When no one was looking he slipped her a copy of the statement he made at his court martial which she was to have published. Finally word came that they had to leave.

Then they told us time was up and we would have to go he was to be shot at dawn.

James Connolly was executed in Kilmainham Gaol on 12 May 1916. Unable to stand due to his injuries, he was tied to a chair and shot. His execution helped turn the tide of public opinion in favour of the Volunteers. 

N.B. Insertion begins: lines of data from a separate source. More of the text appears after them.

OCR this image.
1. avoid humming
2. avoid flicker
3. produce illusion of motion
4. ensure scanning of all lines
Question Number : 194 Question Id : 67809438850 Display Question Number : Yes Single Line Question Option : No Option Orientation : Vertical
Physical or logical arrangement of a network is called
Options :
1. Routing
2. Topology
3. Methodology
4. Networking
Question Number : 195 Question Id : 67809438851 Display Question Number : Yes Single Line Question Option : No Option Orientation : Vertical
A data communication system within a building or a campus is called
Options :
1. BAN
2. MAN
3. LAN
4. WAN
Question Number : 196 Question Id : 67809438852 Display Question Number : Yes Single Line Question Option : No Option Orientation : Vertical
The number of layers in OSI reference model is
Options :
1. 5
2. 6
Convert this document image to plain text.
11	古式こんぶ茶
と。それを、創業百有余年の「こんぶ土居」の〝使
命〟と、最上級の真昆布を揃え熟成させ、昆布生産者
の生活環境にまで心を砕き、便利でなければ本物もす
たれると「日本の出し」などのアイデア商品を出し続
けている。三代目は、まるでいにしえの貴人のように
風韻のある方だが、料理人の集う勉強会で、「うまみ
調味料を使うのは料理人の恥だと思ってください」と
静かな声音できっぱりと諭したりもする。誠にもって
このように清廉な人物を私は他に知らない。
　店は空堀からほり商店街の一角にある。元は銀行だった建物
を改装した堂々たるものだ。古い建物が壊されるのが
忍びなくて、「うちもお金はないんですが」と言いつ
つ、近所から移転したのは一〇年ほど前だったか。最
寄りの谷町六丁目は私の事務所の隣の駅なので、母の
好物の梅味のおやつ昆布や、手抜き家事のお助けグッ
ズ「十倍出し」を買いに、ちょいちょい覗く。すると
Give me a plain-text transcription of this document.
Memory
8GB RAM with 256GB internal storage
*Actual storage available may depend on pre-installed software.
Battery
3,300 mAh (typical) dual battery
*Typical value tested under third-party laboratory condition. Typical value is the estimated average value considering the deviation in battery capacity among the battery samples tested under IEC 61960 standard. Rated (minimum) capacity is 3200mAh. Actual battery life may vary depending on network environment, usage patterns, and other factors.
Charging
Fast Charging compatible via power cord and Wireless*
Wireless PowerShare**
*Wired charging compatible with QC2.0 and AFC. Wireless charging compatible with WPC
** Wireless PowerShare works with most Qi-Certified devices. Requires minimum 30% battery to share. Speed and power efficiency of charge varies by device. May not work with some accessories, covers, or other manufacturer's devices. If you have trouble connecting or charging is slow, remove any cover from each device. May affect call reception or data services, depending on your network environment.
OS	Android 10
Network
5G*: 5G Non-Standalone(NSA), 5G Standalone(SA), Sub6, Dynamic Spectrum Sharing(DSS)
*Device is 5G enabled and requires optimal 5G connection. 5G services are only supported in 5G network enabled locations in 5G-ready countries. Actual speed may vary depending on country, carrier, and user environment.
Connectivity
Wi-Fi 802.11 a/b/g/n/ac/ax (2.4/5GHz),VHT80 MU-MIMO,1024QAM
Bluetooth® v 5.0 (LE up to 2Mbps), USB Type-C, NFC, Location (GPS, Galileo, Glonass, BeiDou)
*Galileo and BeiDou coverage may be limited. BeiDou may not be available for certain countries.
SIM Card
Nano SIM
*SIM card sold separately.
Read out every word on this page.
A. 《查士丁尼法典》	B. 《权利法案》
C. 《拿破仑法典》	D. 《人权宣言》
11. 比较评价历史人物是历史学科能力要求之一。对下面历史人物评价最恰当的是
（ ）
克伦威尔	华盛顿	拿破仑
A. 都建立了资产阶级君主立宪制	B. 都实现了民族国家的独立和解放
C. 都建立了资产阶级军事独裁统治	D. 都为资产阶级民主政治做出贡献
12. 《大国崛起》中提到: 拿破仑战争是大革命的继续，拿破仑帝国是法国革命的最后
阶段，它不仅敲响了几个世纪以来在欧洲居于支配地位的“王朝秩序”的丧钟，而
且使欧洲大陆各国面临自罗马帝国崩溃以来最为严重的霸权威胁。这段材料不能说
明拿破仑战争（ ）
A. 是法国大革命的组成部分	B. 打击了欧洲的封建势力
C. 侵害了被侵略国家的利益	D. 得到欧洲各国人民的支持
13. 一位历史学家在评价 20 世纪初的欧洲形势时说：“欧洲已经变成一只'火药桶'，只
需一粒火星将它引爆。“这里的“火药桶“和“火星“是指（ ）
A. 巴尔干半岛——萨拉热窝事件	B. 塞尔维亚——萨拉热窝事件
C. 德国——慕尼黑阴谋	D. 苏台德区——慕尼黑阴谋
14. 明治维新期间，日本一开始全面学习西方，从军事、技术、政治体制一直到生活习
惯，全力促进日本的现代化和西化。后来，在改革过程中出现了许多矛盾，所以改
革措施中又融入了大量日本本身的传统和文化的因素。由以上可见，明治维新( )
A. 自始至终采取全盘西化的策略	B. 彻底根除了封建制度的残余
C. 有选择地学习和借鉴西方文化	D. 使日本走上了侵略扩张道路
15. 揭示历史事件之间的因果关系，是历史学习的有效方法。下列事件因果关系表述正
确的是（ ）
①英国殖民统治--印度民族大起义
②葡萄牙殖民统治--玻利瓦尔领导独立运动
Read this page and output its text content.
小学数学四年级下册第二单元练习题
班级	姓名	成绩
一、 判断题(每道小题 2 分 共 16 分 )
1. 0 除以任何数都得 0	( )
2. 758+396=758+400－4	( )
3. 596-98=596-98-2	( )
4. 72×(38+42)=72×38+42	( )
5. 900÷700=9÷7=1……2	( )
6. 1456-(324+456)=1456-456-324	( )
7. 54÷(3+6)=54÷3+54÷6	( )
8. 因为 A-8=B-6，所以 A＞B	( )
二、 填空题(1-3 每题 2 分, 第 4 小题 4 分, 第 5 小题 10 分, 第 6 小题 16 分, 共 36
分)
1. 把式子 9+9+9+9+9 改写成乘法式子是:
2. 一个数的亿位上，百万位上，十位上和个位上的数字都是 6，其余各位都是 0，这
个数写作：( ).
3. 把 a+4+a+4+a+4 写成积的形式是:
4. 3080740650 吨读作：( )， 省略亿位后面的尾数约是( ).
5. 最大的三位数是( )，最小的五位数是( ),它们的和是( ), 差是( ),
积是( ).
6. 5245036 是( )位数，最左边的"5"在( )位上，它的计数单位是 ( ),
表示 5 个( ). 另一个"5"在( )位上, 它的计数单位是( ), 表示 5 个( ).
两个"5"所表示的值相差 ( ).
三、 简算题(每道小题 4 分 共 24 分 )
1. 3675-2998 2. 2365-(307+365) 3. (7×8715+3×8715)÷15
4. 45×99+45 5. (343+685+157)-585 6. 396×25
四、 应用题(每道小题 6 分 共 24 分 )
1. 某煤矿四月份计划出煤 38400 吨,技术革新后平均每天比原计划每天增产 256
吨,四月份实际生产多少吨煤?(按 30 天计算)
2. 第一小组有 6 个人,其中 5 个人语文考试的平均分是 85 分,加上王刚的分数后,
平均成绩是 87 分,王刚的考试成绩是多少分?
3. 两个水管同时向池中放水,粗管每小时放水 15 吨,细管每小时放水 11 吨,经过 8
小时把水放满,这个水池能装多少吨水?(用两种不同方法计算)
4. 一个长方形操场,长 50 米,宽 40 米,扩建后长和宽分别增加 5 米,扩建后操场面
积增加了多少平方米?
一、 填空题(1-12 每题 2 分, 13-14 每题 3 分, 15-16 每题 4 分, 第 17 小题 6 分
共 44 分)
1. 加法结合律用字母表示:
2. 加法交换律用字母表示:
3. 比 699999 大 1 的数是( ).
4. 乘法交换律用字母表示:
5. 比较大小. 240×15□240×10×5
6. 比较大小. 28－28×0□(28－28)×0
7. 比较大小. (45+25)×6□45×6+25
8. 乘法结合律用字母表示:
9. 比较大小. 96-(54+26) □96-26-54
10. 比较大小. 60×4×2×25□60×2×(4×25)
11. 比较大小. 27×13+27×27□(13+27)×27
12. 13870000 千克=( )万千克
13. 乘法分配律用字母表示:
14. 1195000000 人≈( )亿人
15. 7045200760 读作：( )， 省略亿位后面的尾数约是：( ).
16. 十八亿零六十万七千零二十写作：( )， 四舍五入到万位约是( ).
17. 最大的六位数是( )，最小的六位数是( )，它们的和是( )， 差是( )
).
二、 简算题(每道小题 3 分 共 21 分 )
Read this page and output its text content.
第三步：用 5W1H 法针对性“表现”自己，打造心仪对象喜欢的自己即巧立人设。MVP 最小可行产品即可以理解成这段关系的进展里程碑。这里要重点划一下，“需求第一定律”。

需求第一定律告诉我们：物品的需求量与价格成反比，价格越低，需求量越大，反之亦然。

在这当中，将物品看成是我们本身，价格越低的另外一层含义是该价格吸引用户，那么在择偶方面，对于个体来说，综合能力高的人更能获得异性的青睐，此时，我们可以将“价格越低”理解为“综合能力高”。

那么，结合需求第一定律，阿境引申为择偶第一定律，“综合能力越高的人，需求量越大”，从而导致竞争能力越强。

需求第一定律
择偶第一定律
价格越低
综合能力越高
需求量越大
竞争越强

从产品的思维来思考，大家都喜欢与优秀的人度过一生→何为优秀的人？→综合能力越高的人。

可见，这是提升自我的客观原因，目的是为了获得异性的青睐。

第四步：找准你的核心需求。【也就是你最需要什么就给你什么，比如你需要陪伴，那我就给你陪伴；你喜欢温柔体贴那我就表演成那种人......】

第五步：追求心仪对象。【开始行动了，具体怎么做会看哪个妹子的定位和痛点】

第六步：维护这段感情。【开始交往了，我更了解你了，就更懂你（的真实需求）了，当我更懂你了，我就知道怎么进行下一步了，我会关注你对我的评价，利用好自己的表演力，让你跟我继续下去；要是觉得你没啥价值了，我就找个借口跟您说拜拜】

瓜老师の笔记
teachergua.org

Nora recalls that some time after her father's execution, her mother was visited by a soldier who had been a member of the firing squad.

He felt he couldn't go on living unless she forgave him for being on it... Mama said "Don't worry. You only did your duty and he said he would do a prayer for all men who do their duty".  

Nora Connolly O'Brien was Chief Officer, ‘Betsy Gray’ Sluagh, Na Fianna Éireann and O/C Cumann na mBan, Belfast. After the Easter Rising Nora went on a lecture tour of America telling of the events that had happened during Easter Week. Nora fought on the anti-Treaty side during the Irish Civil War. In 1922 she married Seamus O'Brien. She devoted the rest of her life to campaigning for the cause of Labour and Irish independence. Nora Connolly O'Brien died in 1981. She was eighty-eight years old. 

Nora Connolly O'Brien was interviewed for the RTÉ Television project 'Portraits 1916' on 30 October 1965.